In this book, we really learn, as does Harry, that the Chosen One is not chosen to be a sort of rock star, but more like the sacrificial lamb, there to save his people but not himself. In a scene taken straight from C.S Lewis, he walks into the Death Eater camp, knowing he isn't going to walk out again. He does the task in front of him without complaint, just gets on with it.
There are Tolkienesque elements in this book too. The locket Horcrux has definite elements of the Ring. It doesn't tempt you with power, but it does bring out all your negative thoughts and emotions in order to defend itself. And I think that, while Ron gets the worst of this particular version of the Ring, Harry is the Frodo of this novel.
The Death Eaters in power are very much the Nazis. The whole "pure-blood" thing reeks of "blonde, blue-eyed Aryans" - even more so because, just as Hitler was hardly an example of the blonde, handsome Aryan, Voldemort is hardly a "pure-blood." And early in the series Ron says that if wizards hadn't married Muggles they would have died out long ago. Nobody is pure-blood! Well, maybe the Gaunts, but look at what inbreeding did to that family. Crazy, the lot of them.
In this book, Dumbledore turns out to be a vulnerable human being like everyone else. There was certainly a build-up to this in the last novel, but here is where it's clearest. And the afterlife Dumbledore tells Harry that he is the better man, as is his brother Aberforth. He's not Gandalf after all, just a human being who got it terribly wrong once, in his teens, and has blamed himself ever since.

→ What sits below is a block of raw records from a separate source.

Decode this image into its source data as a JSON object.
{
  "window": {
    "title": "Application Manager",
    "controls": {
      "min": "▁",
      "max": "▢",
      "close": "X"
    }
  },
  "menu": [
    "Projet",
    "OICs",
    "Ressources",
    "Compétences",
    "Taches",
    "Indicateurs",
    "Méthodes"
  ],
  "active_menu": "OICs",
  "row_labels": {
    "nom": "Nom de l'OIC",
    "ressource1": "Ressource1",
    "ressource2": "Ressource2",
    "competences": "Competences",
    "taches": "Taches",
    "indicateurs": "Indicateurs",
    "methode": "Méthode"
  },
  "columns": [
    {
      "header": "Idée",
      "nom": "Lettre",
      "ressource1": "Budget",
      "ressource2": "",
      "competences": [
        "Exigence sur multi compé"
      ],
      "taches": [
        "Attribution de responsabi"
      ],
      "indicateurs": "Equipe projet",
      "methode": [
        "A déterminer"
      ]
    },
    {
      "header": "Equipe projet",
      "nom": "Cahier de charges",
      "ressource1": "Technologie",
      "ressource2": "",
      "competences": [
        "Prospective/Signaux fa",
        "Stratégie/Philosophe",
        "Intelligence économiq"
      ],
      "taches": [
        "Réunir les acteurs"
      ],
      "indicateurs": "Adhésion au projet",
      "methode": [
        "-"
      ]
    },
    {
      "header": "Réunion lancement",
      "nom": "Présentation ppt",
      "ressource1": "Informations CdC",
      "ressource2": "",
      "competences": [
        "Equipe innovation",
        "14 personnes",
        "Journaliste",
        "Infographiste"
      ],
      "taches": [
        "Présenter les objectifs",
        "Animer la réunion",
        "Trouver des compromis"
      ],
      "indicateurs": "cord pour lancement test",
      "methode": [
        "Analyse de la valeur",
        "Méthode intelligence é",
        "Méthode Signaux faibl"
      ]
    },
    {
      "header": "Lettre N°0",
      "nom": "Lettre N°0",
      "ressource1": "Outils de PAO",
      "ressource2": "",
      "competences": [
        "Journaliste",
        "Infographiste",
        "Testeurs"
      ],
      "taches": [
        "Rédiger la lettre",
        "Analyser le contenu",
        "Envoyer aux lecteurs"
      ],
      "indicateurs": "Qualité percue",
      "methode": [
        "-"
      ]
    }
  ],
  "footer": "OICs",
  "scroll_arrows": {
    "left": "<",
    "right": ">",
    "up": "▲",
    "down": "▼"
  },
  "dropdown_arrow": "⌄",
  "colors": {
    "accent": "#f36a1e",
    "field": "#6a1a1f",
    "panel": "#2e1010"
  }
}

It occurred to me while reading that epilogue that the Hermione in that scene is already Minister Of Magic, as is revealed in The Cursed Child. But then, you can change things. I don't think this was already in the author's mind; perhaps it was suggested by the author of the play script. And a black Hermione is also new canon; in this novel she goes pink with embarrassment a few times. You might or might not see a blush on an African face - and I never have seen a blush on my African students - but they don't go pink. That's for us whities.
Well, it's fine with me. I keep hearing JKR had planned this series out in elaborate detail from the start(though she did change her mind about a couple of characters who were originally going to die and didn't). It's nice to know even she can change her mind.